In calculus, critical points are crucial for understanding the behavior of a function. They are found where the derivative of the function is either zero or undefined. These points indicate where there might be a change in the direction of the graph, such as from increasing to decreasing or vice versa.

To find the critical points, we set the first derivative equal to zero and solve for the variable. In our example function, \[ f(\theta) = 6\theta - \theta^3 \]the derivative is \[ f'(\theta) = 6 - 3\theta^2. \] Setting this equal to zero yields:\[ 6 - 3\theta^2 = 0 \] which simplifies to \[ \theta^2 = 2. \] Taking the square root, we obtain two critical points, \[ \theta = +\sqrt{2} \] and \[ \theta = -\sqrt{2}. \]

These points are important as they may indicate possible locations of local minimums or maximums, depending on the function's behavior before and after these points.

The First Derivative Test is a handy tool to determine if the critical points are local maxima or minima. It involves analyzing the sign of the derivative before and after each critical point.

Here's how it works in practice:

• If the derivative changes from negative to positive as you pass through a critical point, the function has a local minimum at that point.
• If the derivative changes from positive to negative, the function has a local maximum at that point.
• If the sign does not change, the critical point is neither a maximum nor a minimum.

Using the first derivative \[ f'(\theta) = 6 - 3\theta^2 \] and the critical points \( \theta = \pm\sqrt{2} \), interval testing assists in deciding the nature of these points.

We found:

• At \( \theta = -\sqrt{2} \), \( f' \) changes from negative to positive, indicating a local minimum.
• At \( \theta = \sqrt{2} \), \( f' \) changes from positive to negative, indicating a local maximum.

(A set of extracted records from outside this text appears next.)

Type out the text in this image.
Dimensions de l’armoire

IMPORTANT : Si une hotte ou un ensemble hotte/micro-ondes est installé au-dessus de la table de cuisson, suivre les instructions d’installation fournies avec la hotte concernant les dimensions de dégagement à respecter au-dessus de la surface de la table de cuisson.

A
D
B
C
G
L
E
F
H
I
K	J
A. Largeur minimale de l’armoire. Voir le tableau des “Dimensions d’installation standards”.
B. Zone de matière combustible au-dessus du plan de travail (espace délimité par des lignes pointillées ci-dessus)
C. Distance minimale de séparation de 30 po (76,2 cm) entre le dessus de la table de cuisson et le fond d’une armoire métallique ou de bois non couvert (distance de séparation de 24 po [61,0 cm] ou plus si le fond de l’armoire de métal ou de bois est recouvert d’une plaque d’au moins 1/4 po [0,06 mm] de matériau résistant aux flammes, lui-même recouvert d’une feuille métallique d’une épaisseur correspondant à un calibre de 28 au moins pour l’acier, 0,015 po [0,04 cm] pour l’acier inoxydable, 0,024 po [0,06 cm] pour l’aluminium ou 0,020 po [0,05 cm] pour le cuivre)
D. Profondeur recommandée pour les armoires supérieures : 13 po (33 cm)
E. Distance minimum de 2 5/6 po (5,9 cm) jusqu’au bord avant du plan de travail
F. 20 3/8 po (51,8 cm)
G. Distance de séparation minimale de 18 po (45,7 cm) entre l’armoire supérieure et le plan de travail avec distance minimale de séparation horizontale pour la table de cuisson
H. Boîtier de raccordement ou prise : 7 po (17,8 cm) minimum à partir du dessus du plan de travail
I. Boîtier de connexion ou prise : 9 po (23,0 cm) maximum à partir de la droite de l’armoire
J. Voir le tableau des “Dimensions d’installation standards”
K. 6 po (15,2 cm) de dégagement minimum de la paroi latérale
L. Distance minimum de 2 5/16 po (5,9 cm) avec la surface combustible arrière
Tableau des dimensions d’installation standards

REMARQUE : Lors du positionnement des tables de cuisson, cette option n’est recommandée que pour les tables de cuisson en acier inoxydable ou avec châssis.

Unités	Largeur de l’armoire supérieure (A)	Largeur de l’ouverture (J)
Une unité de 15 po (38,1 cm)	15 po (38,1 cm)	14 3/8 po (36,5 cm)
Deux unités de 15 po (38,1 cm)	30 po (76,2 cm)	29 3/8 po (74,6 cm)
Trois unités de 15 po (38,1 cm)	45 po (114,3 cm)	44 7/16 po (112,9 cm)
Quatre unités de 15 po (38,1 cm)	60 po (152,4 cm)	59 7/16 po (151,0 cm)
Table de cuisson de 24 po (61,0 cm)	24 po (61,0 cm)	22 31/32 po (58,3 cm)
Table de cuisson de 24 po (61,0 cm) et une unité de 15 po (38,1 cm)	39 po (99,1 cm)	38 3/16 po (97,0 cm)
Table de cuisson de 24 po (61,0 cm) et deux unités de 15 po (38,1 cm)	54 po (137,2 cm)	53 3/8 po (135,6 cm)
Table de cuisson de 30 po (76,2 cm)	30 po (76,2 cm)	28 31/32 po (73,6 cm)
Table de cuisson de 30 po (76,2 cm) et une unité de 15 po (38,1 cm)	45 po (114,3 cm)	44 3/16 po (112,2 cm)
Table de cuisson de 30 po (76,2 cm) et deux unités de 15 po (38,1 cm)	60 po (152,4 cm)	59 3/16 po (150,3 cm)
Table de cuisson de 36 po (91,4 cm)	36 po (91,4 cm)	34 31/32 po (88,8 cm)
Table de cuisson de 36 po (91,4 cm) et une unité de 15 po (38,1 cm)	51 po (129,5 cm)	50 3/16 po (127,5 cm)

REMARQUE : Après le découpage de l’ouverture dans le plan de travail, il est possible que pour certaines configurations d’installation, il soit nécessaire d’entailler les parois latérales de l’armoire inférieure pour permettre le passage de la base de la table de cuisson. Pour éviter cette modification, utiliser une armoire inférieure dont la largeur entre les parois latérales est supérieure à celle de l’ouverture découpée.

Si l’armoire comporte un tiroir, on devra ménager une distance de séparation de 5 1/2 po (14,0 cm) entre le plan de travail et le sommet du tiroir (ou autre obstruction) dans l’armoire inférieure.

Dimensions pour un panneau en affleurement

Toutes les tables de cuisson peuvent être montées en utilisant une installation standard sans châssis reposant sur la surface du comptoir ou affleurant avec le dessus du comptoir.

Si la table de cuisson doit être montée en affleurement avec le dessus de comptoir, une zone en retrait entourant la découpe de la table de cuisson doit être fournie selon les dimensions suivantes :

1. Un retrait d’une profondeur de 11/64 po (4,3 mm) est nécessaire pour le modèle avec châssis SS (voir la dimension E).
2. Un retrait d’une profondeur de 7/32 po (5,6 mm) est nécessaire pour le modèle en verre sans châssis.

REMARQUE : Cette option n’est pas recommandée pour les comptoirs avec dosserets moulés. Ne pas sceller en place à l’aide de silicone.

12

These results help us understand where our function has turning points.

Local extremes refer to the highest or lowest points in a particular section of a function's graph. Local maxima and minima are these points where a function's direction changes. This happens specifically at the critical points where \( f'(\theta) \) either equals zero or is undefined.

By applying the First Derivative Test, we found the local extreme values at the critical points. For the function \( f(\theta) = 6\theta - \theta^3 \):

• The local minimum occurs at \( \theta = -\sqrt{2} \) with a value of \( -4\sqrt{2} \).
• The local maximum occurs at \( \theta = \sqrt{2} \) with a value of \( 4\sqrt{2} \).

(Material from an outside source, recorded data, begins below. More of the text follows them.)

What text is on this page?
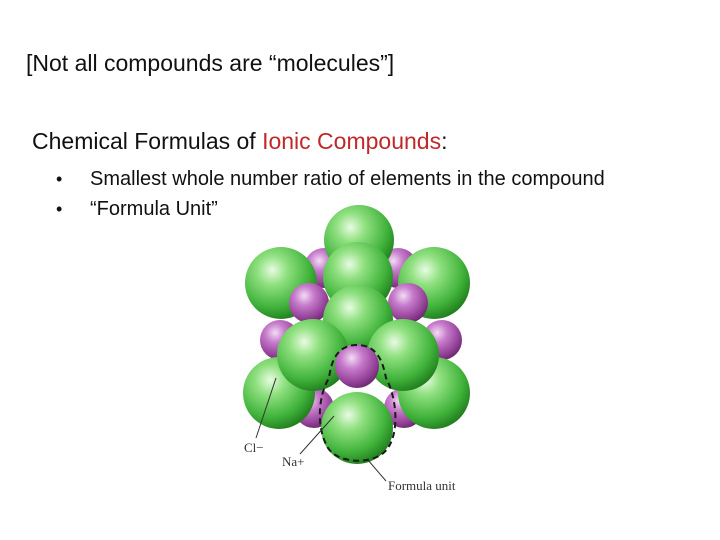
[Not all compounds are “molecules”]
Chemical Formulas of Ionic Compounds:
• Smallest whole number ratio of elements in the compound
• “Formula Unit”
Cl−
Na+
Formula unit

These local extremes signify turning points, where the function transitions from decreasing to increasing or vice versa.

Interval testing involves selecting and checking test points in the intervals defined by the critical points. It's a significant step for understanding the behavior of the function between these points.

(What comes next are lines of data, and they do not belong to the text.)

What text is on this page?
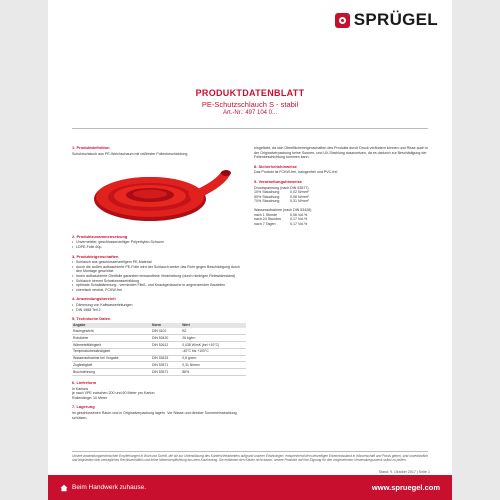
SPRÜGEL
PRODUKTDATENBLATT
PE-Schutzschlauch S - stabil
Art.-Nr.: 497 104 0...
1. Produktdefinition
Schutzschlauch aus PE-Weichschaum mit reißfester Folienbeschichtung
2. Produktzusammensetzung
• Unvernetzter, geschlossenzelliger Polyethylen-Schaum
• LDPE-Folie 60µ
3. Produkteigenschaften
• Schlauch aus geschlossenzelligem PE-Material
• durch die außen aufkaschierte PE-Folie wird der Schlauch weder das Rohr gegen Beschädigung durch den Montage geschützt
• Innen aufkaschierte Gleitfolie garantiert einwandfreie Verarbeitung (durch niedrigen Reibwiderstand)
• Schlauch hemmt Schwitzwasserbildung
• optimale Schalldämmung - vermindert Fließ- und Knackgeräusche in angrenzenden Bauteilen
• chemisch neutral, FCKW-frei
4. Anwendungsbereich
• Dämmung von Kaltwasserleitungen
• DIN 1988 Teil 2
5. Technische Daten
Angabe	Norm	Wert
Raumgewicht	DIN 4102	B2
Rohdichte	DIN 53420	26 kg/m³
Wärmeleitfähigkeit	DIN 52612	0,038 W/mK (bei +10°C)
Temperaturbeständigkeit		-40°C bis +100°C
Wasseraufnahme bei Vorgabe	DIN 53433	0,5 g/cm³
Zugfestigkeit	DIN 53571	0,31 N/mm²
Bruchdehnung	DIN 53571	88%
6. Lieferform
in Kartons
je nach VPE zwischen 200 und 60 Meter pro Karton
Rollenlänge: 10 Meter
7. Lagerung
im geschlossenen Raum und in Originalverpackung lagern. Vor Nässe und direkter Sonneneinstrahlung schützen.
eingefärbt, da sich Oberflächeneigenschaften des Produkts durch Druck verändern können und Risse auch in der Originalverpackung keine Sonnen- und UV-Strahlung auszusetzen, da es dadurch zur Beschädigung der Folienbeschichtung kommen kann.
8. Sicherheitshinweise
Das Produkt ist FCKW-frei, halogenfrei und PVC-frei
9. Verarbeitungshinweise
Druckspannung (nach DIN 53577)
10% Stauchung	0,02 N/mm²
50% Stauchung	0,06 N/mm²
70% Stauchung	0,31 N/mm²
Wasseraufnahme (nach DIN 53428)
nach 1 Stunde	0,06 Vol.%
nach 24 Stunden	0,17 Vol.%
nach 7 Tagen	0,17 Vol.%
Unsere anwendungstechnischen Empfehlungen in Wort und Schrift, die wir zur Unterstützung des Kunden/Verarbeiters aufgrund unserer Erfahrungen, entsprechend dem derzeitigen Erkenntnisstand in Wissenschaft und Praxis geben, sind unverbindlich und begründen kein vertragliches Rechtsverhältnis und keine Nebenverpflichtung aus dem Kaufvertrag. Sie entbinden den Käufer nicht davon, unsere Produkte auf ihre Eignung für den vorgesehenen Verwendungszweck selbst zu prüfen.
Stand: 9. Oktober 2017 | Seite 1
Beim Handwerk zuhause.	www.spruegel.com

For the function \( f(\theta) = 6\theta - \theta^3 \), the critical points divide the number line into sections: \(( -\infty, -\sqrt{2} )\), \(( -\sqrt{2}, \sqrt{2} )\), and \(( \sqrt{2}, \infty )\).

To identify whether the function is increasing or decreasing in these intervals:

• For \( \theta < -\sqrt{2} \), choose a test point such as \( \theta = -2 \) and find \( f'(-2) = -6 \). This negative value indicates the function decreases on \(( -\infty, -\sqrt{2} )\).
• For \( -\sqrt{2} < \theta < \sqrt{2} \), choose a test point like \( \theta = 0 \) where \( f'(0) = 6 \). A positive value means the function increases on \(( -\sqrt{2}, \sqrt{2} )\).
• For \( \theta > \sqrt{2} \), pick \( \theta = 2 \) and \( f'(2) = -6 \). Again, a negative value shows the function decreases on \(( \sqrt{2}, \infty )\).

Through interval testing, we've clearly identified where the function is increasing or decreasing, assisting in sketching the behavior of the entire function around its critical points.